Под конец лета Эдинбург на три недели обращается в мировую столицу студенческого театра. Мне еще предстояло играть на этом именуемом «Фринджем»[59] фестивале каждый год из последовавших пяти. Большинство тех, кто на него приезжает, мгновенно влюбляются и в город, и в фестиваль. Первый дня два ваши икроножные мышцы побаливают от непривычно крутых подъемов и спусков по улицам Эдинбурга, его бесчисленные каменные ступеньки и узенькие переулки застают эти ноги врасплох, — особенно если вы привыкли к простым, ровным улицам городов Восточной Англии и их сидячему, по преимуществу, образу жизни, — и не просто застают врасплох, но поражают их, кажутся им надругательством. Веющая стариной мрачность высоких жилых домов Эдинбурга, их каменные лестницы и пугающе пустые фронтоны внушали мне чувство, что я могу в любую минуту увидеть Бёрка и Хэра,[60] мастера Броуди[61] или мистера Хайда, поднимающимися, ворча что-то, по каменным ступеням Грассмаркета. Никого более страшного, чем подвыпившие молодые люди, державшие в руках большие полистироловые тарелки, наполненные печеной картошкой с сыром, по ним, разумеется, не поднималось. В те дни продаваемый на вынос печеный картофель был наипростейшей разновидностью пищи, которой студенты набивали свои животы. Шотландия и вправду казалась совершенно другой страной. Другой была здесь диета: помимо картошки и курятины, торговавшие ими навынос магазинчики предлагали и более изысканные specialit? du pays[62] — батончики «Марс», «Фургонные колеса» и шоколадки «Кёрли-Вёрли», все основательно прожаренные. Другими были шотландские банкноты, язык, климат, свет — даже сигареты «Кенситас» и те казались незнакомыми. Наиболее популярным напитком было здесь «хэви» — это такое горькое пиво, во всяком случае, нечто пенистое, навевающее смутные представления о пиве.

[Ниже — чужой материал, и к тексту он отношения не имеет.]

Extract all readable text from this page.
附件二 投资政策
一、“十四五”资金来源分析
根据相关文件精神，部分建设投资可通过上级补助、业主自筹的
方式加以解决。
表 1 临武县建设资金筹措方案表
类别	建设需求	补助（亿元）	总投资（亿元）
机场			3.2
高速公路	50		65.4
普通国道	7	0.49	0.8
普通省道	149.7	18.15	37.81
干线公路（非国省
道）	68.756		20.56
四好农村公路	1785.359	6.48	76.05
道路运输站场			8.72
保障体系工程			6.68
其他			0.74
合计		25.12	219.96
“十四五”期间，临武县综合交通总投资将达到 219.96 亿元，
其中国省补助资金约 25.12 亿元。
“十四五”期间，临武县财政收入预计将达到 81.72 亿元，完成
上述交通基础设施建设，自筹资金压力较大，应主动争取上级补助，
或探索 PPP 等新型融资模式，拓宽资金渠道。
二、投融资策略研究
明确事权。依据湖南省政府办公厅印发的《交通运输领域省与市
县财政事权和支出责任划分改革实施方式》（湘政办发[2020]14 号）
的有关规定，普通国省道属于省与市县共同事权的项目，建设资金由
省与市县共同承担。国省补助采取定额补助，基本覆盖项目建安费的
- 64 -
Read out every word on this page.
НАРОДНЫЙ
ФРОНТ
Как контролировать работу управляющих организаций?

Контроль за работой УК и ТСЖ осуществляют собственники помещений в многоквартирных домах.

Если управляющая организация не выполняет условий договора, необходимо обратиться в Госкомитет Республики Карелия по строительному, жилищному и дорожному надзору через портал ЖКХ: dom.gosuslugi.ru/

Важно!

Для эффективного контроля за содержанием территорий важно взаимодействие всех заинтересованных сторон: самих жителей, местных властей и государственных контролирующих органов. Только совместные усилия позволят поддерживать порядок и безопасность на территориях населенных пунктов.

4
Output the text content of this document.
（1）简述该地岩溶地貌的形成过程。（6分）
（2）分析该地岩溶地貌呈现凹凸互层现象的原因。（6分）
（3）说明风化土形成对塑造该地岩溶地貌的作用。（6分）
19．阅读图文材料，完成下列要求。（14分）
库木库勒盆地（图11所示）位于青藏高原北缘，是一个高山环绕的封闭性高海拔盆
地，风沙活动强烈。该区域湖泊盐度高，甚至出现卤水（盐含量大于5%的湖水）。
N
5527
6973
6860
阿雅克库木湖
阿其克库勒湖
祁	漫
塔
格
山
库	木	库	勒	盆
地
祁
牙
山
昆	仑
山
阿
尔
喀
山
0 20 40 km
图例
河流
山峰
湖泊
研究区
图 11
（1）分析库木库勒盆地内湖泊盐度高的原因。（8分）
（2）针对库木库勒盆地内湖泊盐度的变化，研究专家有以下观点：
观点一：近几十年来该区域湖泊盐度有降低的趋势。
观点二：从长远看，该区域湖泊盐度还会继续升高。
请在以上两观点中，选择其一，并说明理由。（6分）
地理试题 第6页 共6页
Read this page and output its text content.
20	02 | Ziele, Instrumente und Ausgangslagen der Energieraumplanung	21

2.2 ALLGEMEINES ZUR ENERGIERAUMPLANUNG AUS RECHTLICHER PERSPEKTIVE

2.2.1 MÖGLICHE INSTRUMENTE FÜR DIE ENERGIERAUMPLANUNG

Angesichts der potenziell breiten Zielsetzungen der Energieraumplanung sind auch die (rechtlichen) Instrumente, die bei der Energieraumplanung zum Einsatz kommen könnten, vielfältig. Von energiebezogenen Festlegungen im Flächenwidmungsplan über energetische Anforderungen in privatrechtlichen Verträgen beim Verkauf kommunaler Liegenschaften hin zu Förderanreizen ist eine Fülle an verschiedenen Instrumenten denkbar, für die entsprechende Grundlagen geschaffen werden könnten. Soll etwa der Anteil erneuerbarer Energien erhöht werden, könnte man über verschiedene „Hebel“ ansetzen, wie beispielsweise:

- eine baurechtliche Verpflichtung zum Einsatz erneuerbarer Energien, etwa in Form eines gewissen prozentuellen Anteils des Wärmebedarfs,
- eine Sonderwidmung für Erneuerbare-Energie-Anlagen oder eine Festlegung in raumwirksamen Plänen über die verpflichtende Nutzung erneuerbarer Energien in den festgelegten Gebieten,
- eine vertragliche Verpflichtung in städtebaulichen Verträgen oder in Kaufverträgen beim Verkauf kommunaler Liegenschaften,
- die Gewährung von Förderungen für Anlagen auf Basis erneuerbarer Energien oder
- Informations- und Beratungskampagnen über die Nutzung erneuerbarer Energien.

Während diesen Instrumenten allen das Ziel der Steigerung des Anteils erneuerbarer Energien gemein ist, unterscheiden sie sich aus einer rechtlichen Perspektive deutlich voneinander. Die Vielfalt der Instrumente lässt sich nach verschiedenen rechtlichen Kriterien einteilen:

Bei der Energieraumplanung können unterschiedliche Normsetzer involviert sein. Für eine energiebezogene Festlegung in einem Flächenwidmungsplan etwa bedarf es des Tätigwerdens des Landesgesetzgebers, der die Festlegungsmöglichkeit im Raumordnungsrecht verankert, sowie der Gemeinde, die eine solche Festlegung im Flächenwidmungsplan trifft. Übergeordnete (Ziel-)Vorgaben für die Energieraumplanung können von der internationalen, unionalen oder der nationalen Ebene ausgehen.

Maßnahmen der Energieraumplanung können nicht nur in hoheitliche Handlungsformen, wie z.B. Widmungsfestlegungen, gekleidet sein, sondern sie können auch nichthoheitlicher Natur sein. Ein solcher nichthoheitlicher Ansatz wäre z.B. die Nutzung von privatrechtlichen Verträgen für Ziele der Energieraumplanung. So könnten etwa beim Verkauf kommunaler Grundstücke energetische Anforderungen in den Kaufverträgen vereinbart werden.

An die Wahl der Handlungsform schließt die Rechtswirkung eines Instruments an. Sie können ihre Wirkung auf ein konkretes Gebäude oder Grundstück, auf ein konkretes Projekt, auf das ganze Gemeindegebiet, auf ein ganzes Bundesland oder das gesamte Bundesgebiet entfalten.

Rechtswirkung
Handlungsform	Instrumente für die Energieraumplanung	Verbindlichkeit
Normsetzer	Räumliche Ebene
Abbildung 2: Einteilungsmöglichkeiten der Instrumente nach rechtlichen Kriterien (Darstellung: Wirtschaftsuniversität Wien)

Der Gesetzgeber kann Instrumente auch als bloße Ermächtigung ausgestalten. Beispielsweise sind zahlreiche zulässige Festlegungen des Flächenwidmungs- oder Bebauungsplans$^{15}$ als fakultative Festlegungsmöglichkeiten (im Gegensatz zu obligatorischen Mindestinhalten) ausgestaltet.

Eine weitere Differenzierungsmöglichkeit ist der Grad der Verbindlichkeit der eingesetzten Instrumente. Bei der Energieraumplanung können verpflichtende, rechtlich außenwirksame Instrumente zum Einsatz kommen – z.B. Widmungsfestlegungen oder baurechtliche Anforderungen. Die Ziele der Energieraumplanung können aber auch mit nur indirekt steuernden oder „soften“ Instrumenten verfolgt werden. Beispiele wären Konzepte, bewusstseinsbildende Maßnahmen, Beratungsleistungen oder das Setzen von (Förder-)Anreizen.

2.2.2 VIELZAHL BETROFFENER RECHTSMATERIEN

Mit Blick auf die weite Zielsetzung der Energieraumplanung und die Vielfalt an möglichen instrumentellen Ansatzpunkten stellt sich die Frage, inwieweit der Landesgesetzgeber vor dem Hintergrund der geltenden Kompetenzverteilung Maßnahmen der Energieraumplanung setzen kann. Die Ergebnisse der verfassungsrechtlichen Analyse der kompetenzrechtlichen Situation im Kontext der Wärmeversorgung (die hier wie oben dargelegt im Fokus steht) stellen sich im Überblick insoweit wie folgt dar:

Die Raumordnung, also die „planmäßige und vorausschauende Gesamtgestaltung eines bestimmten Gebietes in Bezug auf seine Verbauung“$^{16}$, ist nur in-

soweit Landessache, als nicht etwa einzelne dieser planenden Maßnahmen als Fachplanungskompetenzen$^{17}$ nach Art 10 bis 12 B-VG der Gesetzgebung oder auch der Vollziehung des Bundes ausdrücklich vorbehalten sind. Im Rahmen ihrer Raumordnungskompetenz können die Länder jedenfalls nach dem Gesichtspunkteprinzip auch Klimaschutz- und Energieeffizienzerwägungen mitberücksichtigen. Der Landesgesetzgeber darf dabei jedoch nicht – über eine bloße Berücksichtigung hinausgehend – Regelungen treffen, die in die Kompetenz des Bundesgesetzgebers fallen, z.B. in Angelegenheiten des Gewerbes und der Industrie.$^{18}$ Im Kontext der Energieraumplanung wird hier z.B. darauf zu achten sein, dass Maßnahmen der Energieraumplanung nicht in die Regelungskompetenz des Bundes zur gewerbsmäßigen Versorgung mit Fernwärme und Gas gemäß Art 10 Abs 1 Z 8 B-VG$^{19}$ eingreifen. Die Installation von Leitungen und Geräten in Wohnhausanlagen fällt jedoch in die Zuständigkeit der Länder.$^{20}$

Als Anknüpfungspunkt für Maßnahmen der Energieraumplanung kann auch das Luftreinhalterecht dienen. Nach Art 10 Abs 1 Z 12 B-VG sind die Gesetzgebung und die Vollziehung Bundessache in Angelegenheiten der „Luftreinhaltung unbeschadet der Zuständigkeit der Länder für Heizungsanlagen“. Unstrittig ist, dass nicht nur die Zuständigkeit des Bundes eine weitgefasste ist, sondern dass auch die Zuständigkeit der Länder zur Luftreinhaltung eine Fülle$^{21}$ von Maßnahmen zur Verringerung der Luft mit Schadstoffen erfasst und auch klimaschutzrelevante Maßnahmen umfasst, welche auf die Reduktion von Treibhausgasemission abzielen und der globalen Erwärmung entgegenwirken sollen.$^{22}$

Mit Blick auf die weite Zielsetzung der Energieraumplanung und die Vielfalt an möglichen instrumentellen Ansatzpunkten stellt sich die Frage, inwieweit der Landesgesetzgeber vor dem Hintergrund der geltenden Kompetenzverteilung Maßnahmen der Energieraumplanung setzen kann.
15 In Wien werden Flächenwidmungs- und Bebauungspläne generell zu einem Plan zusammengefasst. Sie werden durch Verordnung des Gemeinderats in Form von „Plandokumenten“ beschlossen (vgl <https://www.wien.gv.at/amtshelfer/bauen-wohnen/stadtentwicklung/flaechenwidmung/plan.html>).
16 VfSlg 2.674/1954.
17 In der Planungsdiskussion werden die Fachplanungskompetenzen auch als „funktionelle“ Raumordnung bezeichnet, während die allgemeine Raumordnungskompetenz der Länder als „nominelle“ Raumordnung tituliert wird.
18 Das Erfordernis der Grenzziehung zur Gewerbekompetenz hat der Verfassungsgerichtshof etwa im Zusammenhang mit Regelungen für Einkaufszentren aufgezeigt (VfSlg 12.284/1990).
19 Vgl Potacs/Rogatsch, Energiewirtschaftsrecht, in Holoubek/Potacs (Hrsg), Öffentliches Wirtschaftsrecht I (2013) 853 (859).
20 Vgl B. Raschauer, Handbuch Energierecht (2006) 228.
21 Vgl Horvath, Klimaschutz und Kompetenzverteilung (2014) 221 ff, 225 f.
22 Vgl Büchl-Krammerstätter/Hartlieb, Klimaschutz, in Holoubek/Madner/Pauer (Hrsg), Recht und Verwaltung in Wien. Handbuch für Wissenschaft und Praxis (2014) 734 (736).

По всему городу, на каждой стене, витрине, фонарном столбе или двери красовались афиши, извещавшие о показах драм, комедий и не имеющих точного определения действ, которые могли сочетать в себе все что угодно — цирк, мюзик-холл, сюрреалистские игры с мыльными пузырями и уличный балет под барабанную музыку, маоистские акробатические танцы, транссексуальные оперетты и жонглирование цепными пилами. Исполнители этих представлений одевались почуднее и носились по улицам, предлагая добродушным, но несговорчивым прохожим свои программки и пригласительные билеты. В день открытия по Принцес-стрит медленно проплывало, двигаясь на восток, шествие. Где-то в городе — так нас, во всяком случае, уверяли — проходил настоящий, официальный фестиваль: профессиональные театральные труппы и оркестры давали в красивых концертных залах и театрах спектакли и концерты для взрослых, но мы ничего такого не видели и знать не знали, мы были «Фринджем», огромным грибовидным организмом, который пронизывал своими нитевидными отростками всю плоть Эдинбурга, проникая в самые жалкие ночлежки, в немыслимые сараи, в халупы, в склады и на пристани, в каждую церковь, в любое функциональное пространство, если, конечно, в нем находилось место для начинающего фокусника и хотя бы трех стульев.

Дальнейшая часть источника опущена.